When Amy and Todd Bickford built their new home a few years ago, they didn’t put much thought into integrating solar technologies. “We knew we could not afford it at the time, so there wasn’t much sense in exploring the idea,” Todd says.
But after rising oil prices in subsequent years drove their heating bills to an “uncomfortable high,” the couple considered the idea more seriously. They saw the potential in the southern exposure on their 5-acre property and wondered whether a solar thermal system could help reduce their dependency on the oil-fueled furnace.
“We have great solar exposure and didn’t want all the solar energy to go to waste. Plus, it was frustrating to hear the furnace turn on in the middle of the summer when no one was using the hot water,” Todd says.
With the economy taking a turn for the worse, Todd and Amy were hesitant to dip too deeply into their savings to cover the system cost. Even after state rebates, the up-front investment would still teeter on the higher side of what they’d hoped to spend.
Todd found the answer one morning while reading the local newspaper, which featured a story about PAREI. He attended a free informational session held during an energy raiser and says that they were “hooked after that.”
“We loved the sense of community and how everyone came together to accomplish what one neighbor could not do alone,” says Todd.
The couple volunteered at three energy raisers before their system was installed last May. In preparation for the event, Todd and a few PAREI volunteers disconnected the home’s old water tank from the furnace and installed a new 75-gallon electric tank-style water heater. About 25 volunteers turned out for the installation, which was fairly straightforward but required some concessions on the part of the homeowners.
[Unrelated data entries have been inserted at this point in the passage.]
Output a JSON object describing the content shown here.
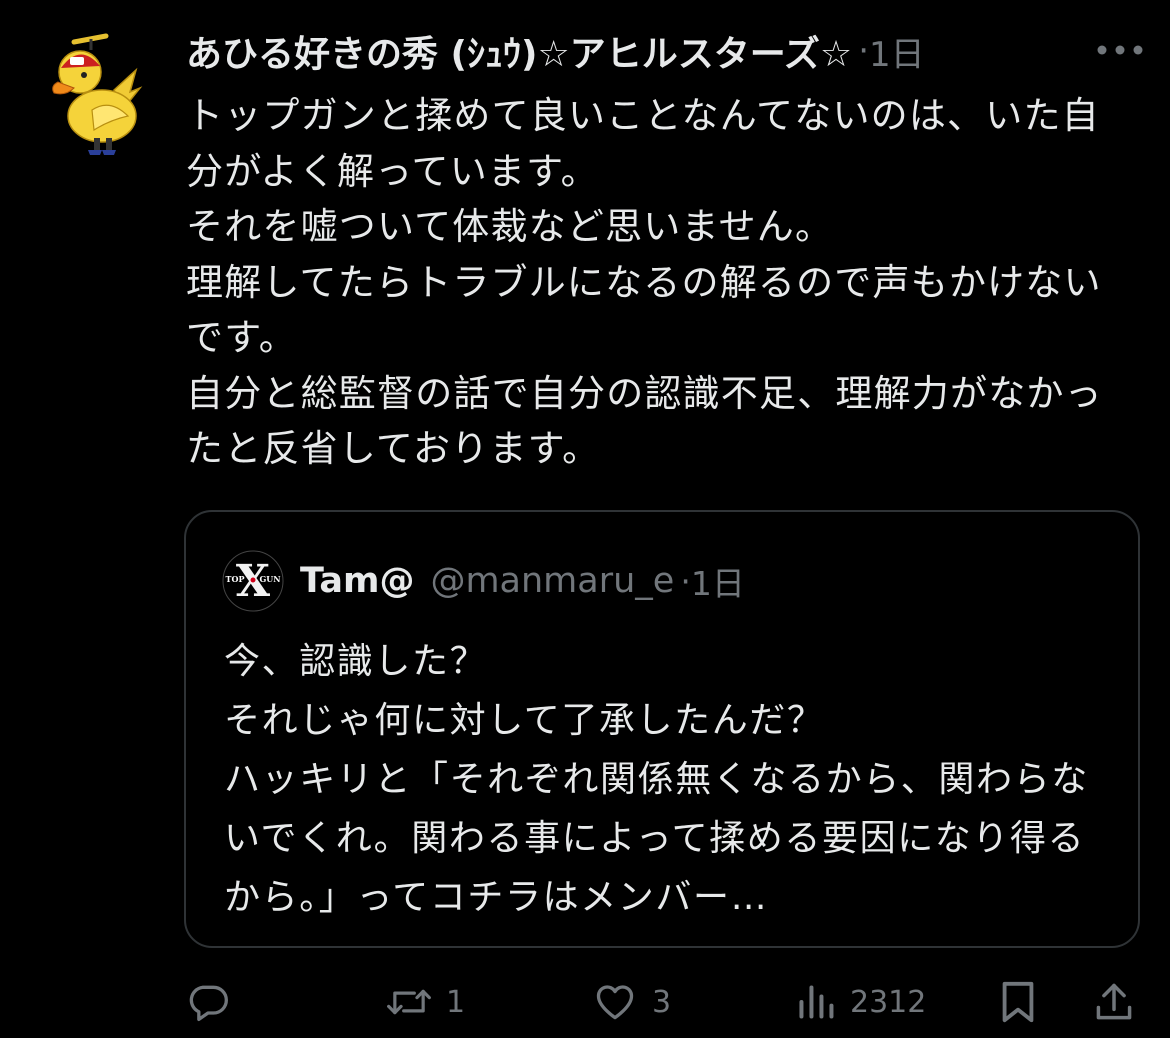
{
  "tweet": {
    "display_name": "あひる好きの秀 (ｼｭｳ)☆アヒルスターズ☆",
    "separator": "·",
    "time": "1日",
    "text": "トップガンと揉めて良いことなんてないのは、いた自分がよく解っています。\nそれを嘘ついて体裁など思いません。\n理解してたらトラブルになるの解るので声もかけないです。\n自分と総監督の話で自分の認識不足、理解力がなかったと反省しております。"
  },
  "quote": {
    "display_name": "Tam@",
    "handle": "@manmaru_e",
    "separator": "·",
    "time": "1日",
    "avatar_text": [
      "TOP",
      "GUN",
      "X"
    ],
    "text": "今、認識した？\nそれじゃ何に対して了承したんだ？\nハッキリと「それぞれ関係無くなるから、関わらないでくれ。関わる事によって揉める要因になり得るから。」ってコチラはメンバー…"
  },
  "actions": {
    "reply_count": "",
    "retweet_count": "1",
    "like_count": "3",
    "views_count": "2312"
  },
  "icons": {
    "more": "more-icon",
    "reply": "reply-icon",
    "retweet": "retweet-icon",
    "like": "heart-icon",
    "views": "views-icon",
    "bookmark": "bookmark-icon",
    "share": "share-icon"
  },
  "colors": {
    "background": "#000000",
    "text": "#e7e9ea",
    "secondary": "#71767b",
    "border": "#2f3336",
    "avatar_yellow": "#f5d33a",
    "topgun_red": "#d0021b"
  }
}
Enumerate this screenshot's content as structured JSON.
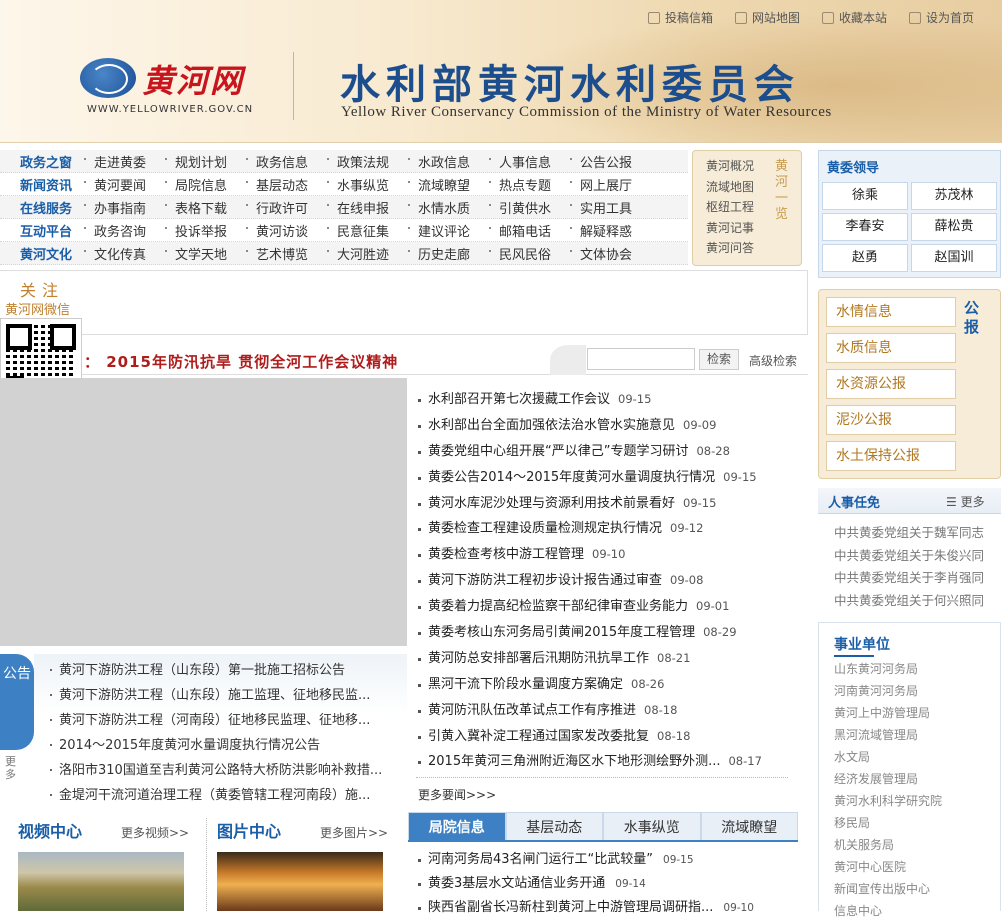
{
  "header": {
    "toplinks": [
      "投稿信箱",
      "网站地图",
      "收藏本站",
      "设为首页"
    ],
    "logo_cn": "黄河网",
    "logo_url": "WWW.YELLOWRIVER.GOV.CN",
    "title_cn": "水利部黄河水利委员会",
    "title_en": "Yellow River Conservancy Commission of the Ministry of Water Resources"
  },
  "nav": [
    {
      "cat": "政务之窗",
      "items": [
        "走进黄委",
        "规划计划",
        "政务信息",
        "政策法规",
        "水政信息",
        "人事信息",
        "公告公报"
      ]
    },
    {
      "cat": "新闻资讯",
      "items": [
        "黄河要闻",
        "局院信息",
        "基层动态",
        "水事纵览",
        "流域瞭望",
        "热点专题",
        "网上展厅"
      ]
    },
    {
      "cat": "在线服务",
      "items": [
        "办事指南",
        "表格下载",
        "行政许可",
        "在线申报",
        "水情水质",
        "引黄供水",
        "实用工具"
      ]
    },
    {
      "cat": "互动平台",
      "items": [
        "政务咨询",
        "投诉举报",
        "黄河访谈",
        "民意征集",
        "建议评论",
        "邮箱电话",
        "解疑释惑"
      ]
    },
    {
      "cat": "黄河文化",
      "items": [
        "文化传真",
        "文学天地",
        "艺术博览",
        "大河胜迹",
        "历史走廊",
        "民风民俗",
        "文体协会"
      ]
    }
  ],
  "overview": {
    "items": [
      "黄河概况",
      "流域地图",
      "枢纽工程",
      "黄河记事",
      "黄河问答"
    ],
    "side": "黄河一览"
  },
  "attention": {
    "title": "关注",
    "wechat": "黄河网微信"
  },
  "banner": {
    "text": "：  2015年防汛抗旱   贯彻全河工作会议精神"
  },
  "search": {
    "button": "检索",
    "advanced": "高级检索"
  },
  "notice": {
    "tab": "公告",
    "more": "更多",
    "items": [
      "黄河下游防洪工程（山东段）第一批施工招标公告",
      "黄河下游防洪工程（山东段）施工监理、征地移民监...",
      "黄河下游防洪工程（河南段）征地移民监理、征地移...",
      "2014～2015年度黄河水量调度执行情况公告",
      "洛阳市310国道至吉利黄河公路特大桥防洪影响补救措...",
      "金堤河干流河道治理工程（黄委管辖工程河南段）施..."
    ]
  },
  "news": {
    "items": [
      {
        "title": "水利部召开第七次援藏工作会议",
        "date": "09-15"
      },
      {
        "title": "水利部出台全面加强依法治水管水实施意见",
        "date": "09-09"
      },
      {
        "title": "黄委党组中心组开展“严以律己”专题学习研讨",
        "date": "08-28"
      },
      {
        "title": "黄委公告2014～2015年度黄河水量调度执行情况",
        "date": "09-15"
      },
      {
        "title": "黄河水库泥沙处理与资源利用技术前景看好",
        "date": "09-15"
      },
      {
        "title": "黄委检查工程建设质量检测规定执行情况",
        "date": "09-12"
      },
      {
        "title": "黄委检查考核中游工程管理",
        "date": "09-10"
      },
      {
        "title": "黄河下游防洪工程初步设计报告通过审查",
        "date": "09-08"
      },
      {
        "title": "黄委着力提高纪检监察干部纪律审查业务能力",
        "date": "09-01"
      },
      {
        "title": "黄委考核山东河务局引黄闸2015年度工程管理",
        "date": "08-29"
      },
      {
        "title": "黄河防总安排部署后汛期防汛抗旱工作",
        "date": "08-21"
      },
      {
        "title": "黑河干流下阶段水量调度方案确定",
        "date": "08-26"
      },
      {
        "title": "黄河防汛队伍改革试点工作有序推进",
        "date": "08-18"
      },
      {
        "title": "引黄入冀补淀工程通过国家发改委批复",
        "date": "08-18"
      },
      {
        "title": "2015年黄河三角洲附近海区水下地形测绘野外测...",
        "date": "08-17"
      }
    ],
    "more": "更多要闻>>>"
  },
  "tabs": {
    "labels": [
      "局院信息",
      "基层动态",
      "水事纵览",
      "流域瞭望"
    ],
    "items": [
      {
        "title": "河南河务局43名闸门运行工“比武较量”",
        "date": "09-15"
      },
      {
        "title": "黄委3基层水文站通信业务开通",
        "date": "09-14"
      },
      {
        "title": "陕西省副省长冯新柱到黄河上中游管理局调研指...",
        "date": "09-10"
      }
    ]
  },
  "media": {
    "video_title": "视频中心",
    "video_more": "更多视频>>",
    "photo_title": "图片中心",
    "photo_more": "更多图片>>"
  },
  "leaders": {
    "title": "黄委领导",
    "names": [
      "徐乘",
      "苏茂林",
      "李春安",
      "薛松贵",
      "赵勇",
      "赵国训"
    ]
  },
  "public": {
    "items": [
      "水情信息",
      "水质信息",
      "水资源公报",
      "泥沙公报",
      "水土保持公报"
    ],
    "side": "公报"
  },
  "personnel": {
    "title": "人事任免",
    "more": "更多",
    "items": [
      "中共黄委党组关于魏军同志",
      "中共黄委党组关于朱俊兴同",
      "中共黄委党组关于李肖强同",
      "中共黄委党组关于何兴照同"
    ]
  },
  "units": {
    "title": "事业单位",
    "items": [
      "山东黄河河务局",
      "河南黄河河务局",
      "黄河上中游管理局",
      "黑河流域管理局",
      "水文局",
      "经济发展管理局",
      "黄河水利科学研究院",
      "移民局",
      "机关服务局",
      "黄河中心医院",
      "新闻宣传出版中心",
      "信息中心"
    ]
  }
}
Partially bermed by a hillside, Todd and Amy’s house features a walkout basement—making their home essentially three stories. The basement access made the tank installation easier but limited where the collectors could be placed, since PAREI prohibits volunteers from working more than two stories off the ground and would not permit volunteers to mount the collectors on the roof. Alternatively, the collectors were attached to the south-facing side of the house. This eliminated the need to run pipes through the roof but created another challenge—routing piping down the exterior siding into the basement. A quick brainstorming session gave way to a creative solution—disguising and protecting the pipe run with insulated gutters.
After the local utility rebate and federal tax credits, the system cost roughly $1,800. The couple expects the system to pay for itself in three to five years, depending on the price of fuel oil.